To conclude, I wanted to share a vision I had, while watching the news.
It was a vision of what Toronto would be like if this happened here. Of
course, disasters, especially natural ones, can happen at any time and
in any place and for any reason. What would our response be, as Christians,
to that same set of circumstances?
Here’s a prayer and it’s a dream. It’s up to all of
us to make it actual if that day ever comes. You know that if that day
comes, that each one of you and I have been called to really live their
faith. That’s the day, that day of catastrophe, when we are called
to really, really be Christian, not just mouth the words but act the part.

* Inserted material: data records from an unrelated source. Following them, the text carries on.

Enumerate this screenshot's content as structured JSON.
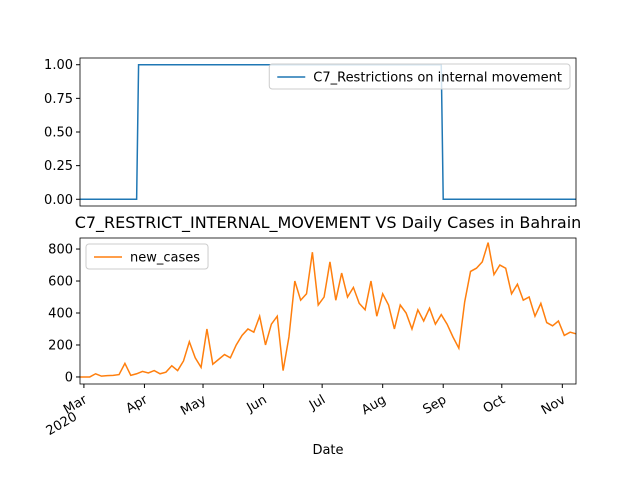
{
  "chart_data": [
    {
      "type": "line",
      "x": [
        -2,
        27,
        28,
        183,
        184,
        252
      ],
      "series": [
        {
          "name": "C7_Restrictions on internal movement",
          "color": "#1f77b4",
          "values": [
            0,
            0,
            1,
            1,
            0,
            0
          ]
        }
      ],
      "xlim": [
        -2,
        252
      ],
      "ylim": [
        -0.05,
        1.05
      ],
      "yticks": [
        {
          "value": 0,
          "label": "0.00"
        },
        {
          "value": 0.25,
          "label": "0.25"
        },
        {
          "value": 0.5,
          "label": "0.50"
        },
        {
          "value": 0.75,
          "label": "0.75"
        },
        {
          "value": 1,
          "label": "1.00"
        }
      ],
      "legend": "upper right"
    },
    {
      "type": "line",
      "title": "C7_RESTRICT_INTERNAL_MOVEMENT VS Daily Cases in Bahrain",
      "x_label": "Date",
      "x": [
        -2,
        0,
        3,
        6,
        9,
        12,
        15,
        18,
        21,
        24,
        27,
        30,
        33,
        36,
        39,
        42,
        45,
        48,
        51,
        54,
        57,
        60,
        63,
        66,
        69,
        72,
        75,
        78,
        81,
        84,
        87,
        90,
        93,
        96,
        99,
        102,
        105,
        108,
        111,
        114,
        117,
        120,
        123,
        126,
        129,
        132,
        135,
        138,
        141,
        144,
        147,
        150,
        153,
        156,
        159,
        162,
        165,
        168,
        171,
        174,
        177,
        180,
        183,
        186,
        189,
        192,
        195,
        198,
        201,
        204,
        207,
        210,
        213,
        216,
        219,
        222,
        225,
        228,
        231,
        234,
        237,
        240,
        243,
        246,
        249,
        252
      ],
      "series": [
        {
          "name": "new_cases",
          "color": "#ff7f0e",
          "values": [
            0,
            0,
            0,
            20,
            5,
            8,
            10,
            15,
            85,
            10,
            20,
            35,
            25,
            40,
            20,
            30,
            70,
            40,
            100,
            220,
            120,
            60,
            300,
            80,
            110,
            140,
            120,
            200,
            260,
            300,
            280,
            380,
            200,
            330,
            380,
            40,
            250,
            600,
            480,
            520,
            780,
            450,
            500,
            720,
            480,
            650,
            500,
            560,
            460,
            420,
            600,
            380,
            520,
            450,
            300,
            450,
            400,
            300,
            420,
            350,
            430,
            330,
            390,
            330,
            250,
            180,
            470,
            660,
            680,
            720,
            840,
            640,
            700,
            680,
            520,
            580,
            480,
            500,
            380,
            460,
            340,
            320,
            350,
            260,
            280,
            270
          ]
        }
      ],
      "xlim": [
        -2,
        252
      ],
      "xticks": [
        {
          "value": 0,
          "label": "Mar"
        },
        {
          "value": 31,
          "label": "Apr"
        },
        {
          "value": 61,
          "label": "May"
        },
        {
          "value": 92,
          "label": "Jun"
        },
        {
          "value": 122,
          "label": "Jul"
        },
        {
          "value": 153,
          "label": "Aug"
        },
        {
          "value": 184,
          "label": "Sep"
        },
        {
          "value": 214,
          "label": "Oct"
        },
        {
          "value": 245,
          "label": "Nov"
        }
      ],
      "xtick_year": "2020",
      "ylim": [
        -44,
        869
      ],
      "yticks": [
        0,
        200,
        400,
        600,
        800
      ],
      "legend": "upper left"
    }
  ]
}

Not just say we follow Christ but actually follow Christ and Christ is
as present in New Orleans right now, as anywhere. What would Christ have
us do as Church?
Well it’s interesting because I went on the United Methodist website
and The United Church of Christ, our sister Churches, to see what they
were doing. What were their Churches doing? Some of them, the oldest and
most venerable Churches of all Christian Churches, cut and ran. How else
can you see it? They boarded up Churches, secured valuables as best they
could, and left town. It doesn’t take much to see that they also
left behind the poor people. But other Churches stayed and kept open as
long as they could. They helped their neighbours. There are Churches,
as we speak, feeding people three meals a day.

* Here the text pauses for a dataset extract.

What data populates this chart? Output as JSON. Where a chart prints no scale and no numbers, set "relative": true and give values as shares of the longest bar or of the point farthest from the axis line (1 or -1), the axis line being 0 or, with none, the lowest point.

I saw a beautiful example of a Christian at work on the news. It was a
young woman, a police officer, holed up in a school. She had lost everything.
She was looking after a 10 year old child who for all intents and purposes
had been orphaned. They didn’t know where his parents were. Of course
she wasn’t being paid. The banks weren’t working and even
if she had been it wouldn’t buy her anything. Where was the food?

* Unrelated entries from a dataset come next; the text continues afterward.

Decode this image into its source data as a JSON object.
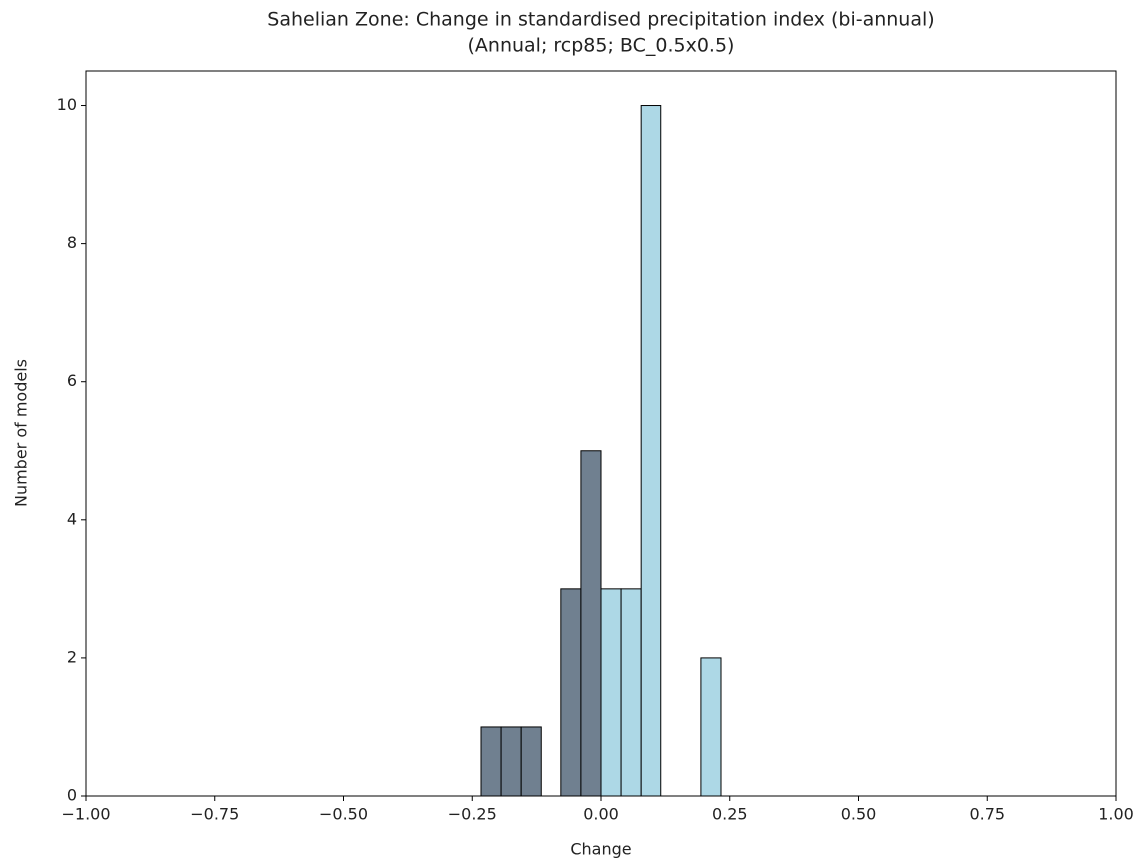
{
  "chart_data": {
    "type": "histogram",
    "title": "Sahelian Zone: Change in standardised precipitation index (bi-annual)",
    "subtitle": "(Annual; rcp85; BC_0.5x0.5)",
    "x_label": "Change",
    "y_label": "Number of models",
    "bins": [
      -0.233,
      -0.194,
      -0.155,
      -0.116,
      -0.078,
      -0.039,
      0.0,
      0.039,
      0.078,
      0.116,
      0.155,
      0.194,
      0.233
    ],
    "values": [
      1,
      1,
      1,
      0,
      3,
      5,
      3,
      3,
      10,
      0,
      0,
      2
    ],
    "colors": [
      "#708090",
      "#708090",
      "#708090",
      "#708090",
      "#708090",
      "#708090",
      "#add8e6",
      "#add8e6",
      "#add8e6",
      "#add8e6",
      "#add8e6",
      "#add8e6"
    ],
    "xlim": [
      -1,
      1
    ],
    "ylim": [
      0,
      10.5
    ],
    "xticks": [
      {
        "value": -1,
        "label": "−1.00"
      },
      {
        "value": -0.75,
        "label": "−0.75"
      },
      {
        "value": -0.5,
        "label": "−0.50"
      },
      {
        "value": -0.25,
        "label": "−0.25"
      },
      {
        "value": 0,
        "label": "0.00"
      },
      {
        "value": 0.25,
        "label": "0.25"
      },
      {
        "value": 0.5,
        "label": "0.50"
      },
      {
        "value": 0.75,
        "label": "0.75"
      },
      {
        "value": 1,
        "label": "1.00"
      }
    ],
    "yticks": [
      0,
      2,
      4,
      6,
      8,
      10
    ],
    "grid": false
  }
}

Her shift was over a day or two ago and she should have gone home but
there was no home to go to. She could have gone looking for her own family
however. But instead, she stayed. She made sure that the people in that
school got food and she made sure that the people in that
school were protected from what was going on outside. She did her job
and that’s in fact, how she described it. "I am just doing
my job."
What is our job? So here’s the vision and the prayer. I thought
this Church is a well built place. I don’t care what the catastrophe
is, this place has a better chance of surviving it than most of the places
we live. If Lake Ontario flooded Toronto, this Church is also pretty tall,
perhaps 40 feet, and remember that even in New Orleans there were tops
of some of the taller older buildings in the French Quarter and other
places that one could inhabit. What if we stayed and we didn’t cut
and run? What if we stayed and made sure that this sanctuary was available
for, as it is now, all people and particularly poor people. Guess what,
because it is a Sanctuary for all people and for poor people even now,
we have three freezers full of food! Let’s assume that the electricity
is cut, a pretty reasonable assumption, and the food began to thaw, it
would still keep us going for a week or two. We could feed families here.
We could entertain children here. Even if there were no lights, and increasingly
in our sanctuary there aren’t, we could still light candles, and
if we ran out of heat and it was cold, we have lots of wood in this place
we could chop up and burn. Imagine this place being a real sanctuary in
a time of crisis!
That gives you an idea of why we’re here this morning. Why we’re
here in a time of plenty and affluence and blessing, because, in fact,
you know what, there will come a time of crisis, even if it’s not
on that scale. In each and every life of those gathered here this morning,
including me, some catastrophe will fall, even if it’s very personal.
Guess what, when that happens, we will feed you! We will house you! We
will love you and we will be family for you! We will just do our jobs.
Isn’t that a vision? Isn’t that a prayer?